Hooft agreed to an interview with the Statesman and a photograph of his practice. Hooft is accused of “excessive personal use of alcohol, Provigil (a medicine to keep people awake) and Lunesta (a sleep medication).”

Hooft says the Provigil and Lunesta were drug company samples he had access to. The Provigil was for a specific patient who could not afford the medicine on his own. He handed out all but a handful of Lunesta samples to patients. He denies abusing either drug and denies using the Provigil at all, and said he took only three Lunesta pills over four nights, including the night of his suicide attempt.

Some research shows doctors are at higher risk of suicide than the rest of the public, but Hooft said he simply was exhausted after endless months of working at least 12 hours a days, seven days a week, trying to establish his minor-emergency practice. “If I really wanted to kill myself, I’d be dead now,” he said.

Smith did not respond to requests for an interview. At least four other health professionals with active licenses in Idaho also are named David Smith, including an anesthesiologist, an optometrist and a dentist. Smith holds license No.

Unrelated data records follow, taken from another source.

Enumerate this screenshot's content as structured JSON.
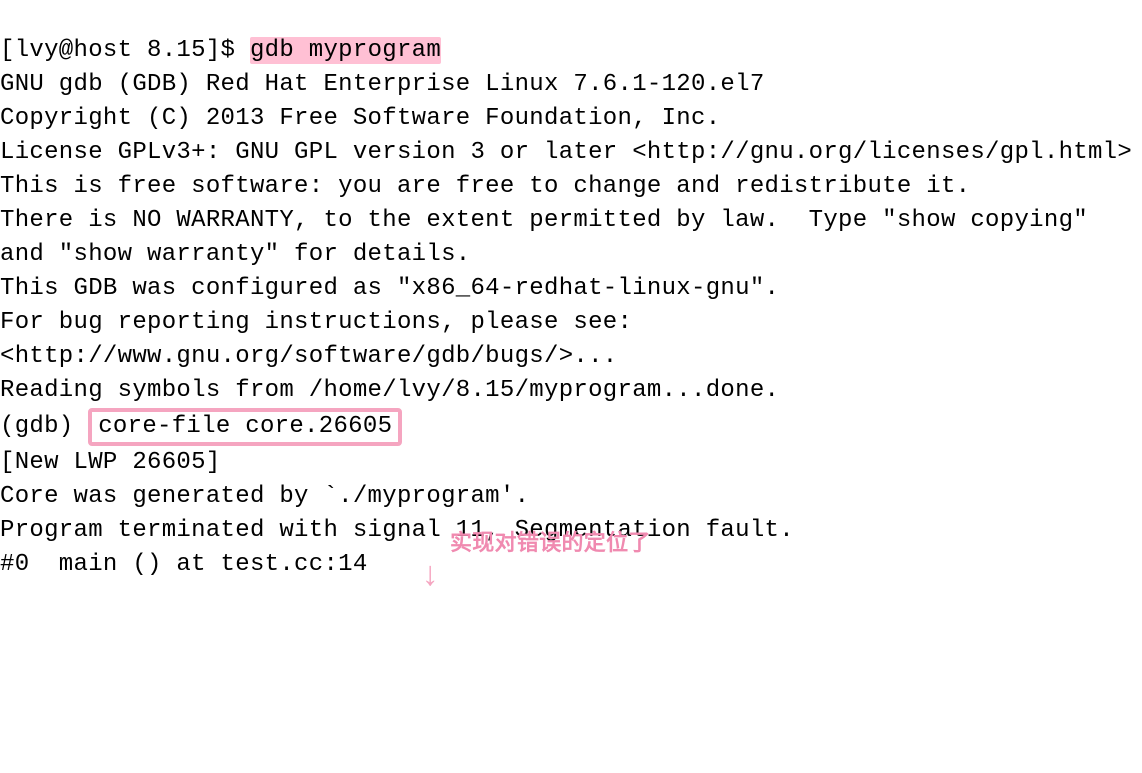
{
  "prompt_prefix": "[lvy@host 8.15]$ ",
  "command1": "gdb myprogram",
  "banner_lines": [
    "GNU gdb (GDB) Red Hat Enterprise Linux 7.6.1-120.el7",
    "Copyright (C) 2013 Free Software Foundation, Inc.",
    "License GPLv3+: GNU GPL version 3 or later <http://gnu.org/licenses/gpl.html>",
    "This is free software: you are free to change and redistribute it.",
    "There is NO WARRANTY, to the extent permitted by law.  Type \"show copying\"",
    "and \"show warranty\" for details.",
    "This GDB was configured as \"x86_64-redhat-linux-gnu\".",
    "For bug reporting instructions, please see:",
    "<http://www.gnu.org/software/gdb/bugs/>...",
    "Reading symbols from /home/lvy/8.15/myprogram...done."
  ],
  "gdb_prompt": "(gdb) ",
  "core_file_cmd": "core-file core.26605",
  "after_core_lines": [
    "[New LWP 26605]",
    "Core was generated by `./myprogram'.",
    "Program terminated with signal 11, Segmentation fault.",
    "#0  main () at test.cc:14"
  ],
  "annotation_text": "实现对错误的定位了",
  "arrow_glyph": "↓"
}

M-5762.

Dan Dwyer, the administrator of the clinic where Smith works, said Smith got his shot at redemption by getting contract work at Omega, which recently started offering family practice services. Smith proved he treated patients well, Dwyer said. Because of the intense scrutiny doctors like Smith face, they may be safe bets for patients, Dwyer said.

“The risk is not higher with these guys,” Dwyer said. “It’s lower.”

Patients who rely on the phone book could fare worse, he said. “There are impaired physicians providing services in the community as we speak,” Dwyer said. The difference is Smith is getting help, and they aren’t, he said.

Board actions can protect not only patients, but also physicians blind to their troubles, said Kerr, the medical board director.

“We’ve had doctors with denial of their problems here in Idaho who have died or committed suicide because their problem had gone to such an extreme,” Kerr said.